Because if there shall be no lies between us tonight, and we could be blown to pieces any second, then we might as well start by admitting that what we have is sick. I beg him with my eyes to kiss me as they hang on his lips, but he won’t budge. Maybe he just likes to see me like this, utterly dependent on him, hanging on his every breath.

“Won’t you take me, Micah? One last time?” My need for him swells like a wave.

“You want us to fuck standing in a pile of dead bodies?” He says, daring me to admit to my own fucked-up desires.

“I love you, Micah,” I confess, resting one hand against his muscled chest. It’s iron-hard, so hard that I can’t feel a heartbeat beneath my palm. Yet his soul, his black, violent, tortured soul, it pulses in there, and this time I connect to it without fear. “I love you, demons and all. And I want to feel you one last time.”
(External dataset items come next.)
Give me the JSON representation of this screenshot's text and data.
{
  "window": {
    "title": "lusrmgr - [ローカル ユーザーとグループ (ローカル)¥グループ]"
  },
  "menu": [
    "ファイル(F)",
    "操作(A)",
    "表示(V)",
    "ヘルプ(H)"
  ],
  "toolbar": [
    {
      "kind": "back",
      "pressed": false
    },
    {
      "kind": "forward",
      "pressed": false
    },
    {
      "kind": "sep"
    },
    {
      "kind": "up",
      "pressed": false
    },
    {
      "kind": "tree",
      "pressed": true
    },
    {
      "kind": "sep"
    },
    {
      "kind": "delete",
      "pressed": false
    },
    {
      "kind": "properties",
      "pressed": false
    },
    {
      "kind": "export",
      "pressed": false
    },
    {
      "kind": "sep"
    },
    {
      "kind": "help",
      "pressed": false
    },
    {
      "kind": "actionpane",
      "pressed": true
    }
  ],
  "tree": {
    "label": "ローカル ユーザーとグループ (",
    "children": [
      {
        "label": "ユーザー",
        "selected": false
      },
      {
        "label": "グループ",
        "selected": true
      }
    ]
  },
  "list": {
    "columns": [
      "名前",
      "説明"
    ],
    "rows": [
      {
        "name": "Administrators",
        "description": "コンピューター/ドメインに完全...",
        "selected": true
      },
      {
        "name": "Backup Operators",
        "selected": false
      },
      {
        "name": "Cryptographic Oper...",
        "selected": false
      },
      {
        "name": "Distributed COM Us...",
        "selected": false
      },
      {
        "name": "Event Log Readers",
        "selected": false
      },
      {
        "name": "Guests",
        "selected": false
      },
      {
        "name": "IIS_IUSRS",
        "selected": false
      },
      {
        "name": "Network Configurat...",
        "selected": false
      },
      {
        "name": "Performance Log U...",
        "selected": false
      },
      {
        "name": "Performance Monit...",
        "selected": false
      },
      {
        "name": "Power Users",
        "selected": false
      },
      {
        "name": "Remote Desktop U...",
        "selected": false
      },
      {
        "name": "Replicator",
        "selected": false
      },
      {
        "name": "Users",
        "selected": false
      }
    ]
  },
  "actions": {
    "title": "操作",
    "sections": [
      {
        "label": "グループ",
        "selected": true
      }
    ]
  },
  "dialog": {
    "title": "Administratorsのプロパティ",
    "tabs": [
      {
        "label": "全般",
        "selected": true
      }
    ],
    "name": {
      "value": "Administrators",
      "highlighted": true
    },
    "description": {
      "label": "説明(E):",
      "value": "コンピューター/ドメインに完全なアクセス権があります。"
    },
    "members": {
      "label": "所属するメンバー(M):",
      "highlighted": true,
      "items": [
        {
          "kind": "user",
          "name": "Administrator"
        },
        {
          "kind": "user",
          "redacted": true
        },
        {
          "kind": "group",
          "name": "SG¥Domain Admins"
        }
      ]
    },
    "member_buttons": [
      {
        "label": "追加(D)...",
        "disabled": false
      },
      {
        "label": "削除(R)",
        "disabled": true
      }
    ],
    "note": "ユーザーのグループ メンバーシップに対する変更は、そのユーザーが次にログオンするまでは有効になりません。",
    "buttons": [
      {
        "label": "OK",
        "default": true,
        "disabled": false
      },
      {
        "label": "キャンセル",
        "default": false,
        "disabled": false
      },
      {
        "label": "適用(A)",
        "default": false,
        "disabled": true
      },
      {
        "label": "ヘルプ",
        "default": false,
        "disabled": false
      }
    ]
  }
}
“What if—” His jaw locks, but I can’t let him stop talking now. I need every word he has to say.

“Yes?” I invite, rubbing my leg against his thigh through the split in my dress.

“What if I want more?”

“More?” I breathe.

He grabs my ass, applying pressure on the crack, making me feel the butt plug deeper.

“Say we survive this,” he purrs. “Say I then fight my doom, and beat the odds.” His eyes drop to my lips as he runs the barrel of his gun over them. “Say I cheat fate. Would you stay my woman, knowing what I am?” He looks around, reminding me of the death and destruction he just produced. “I won’t stop killing, Eva. As long as I breathe, people will die by my hand. And I wonder.” He runs the gun down my chin, my neck, to my chest and finally rests it against my pussy.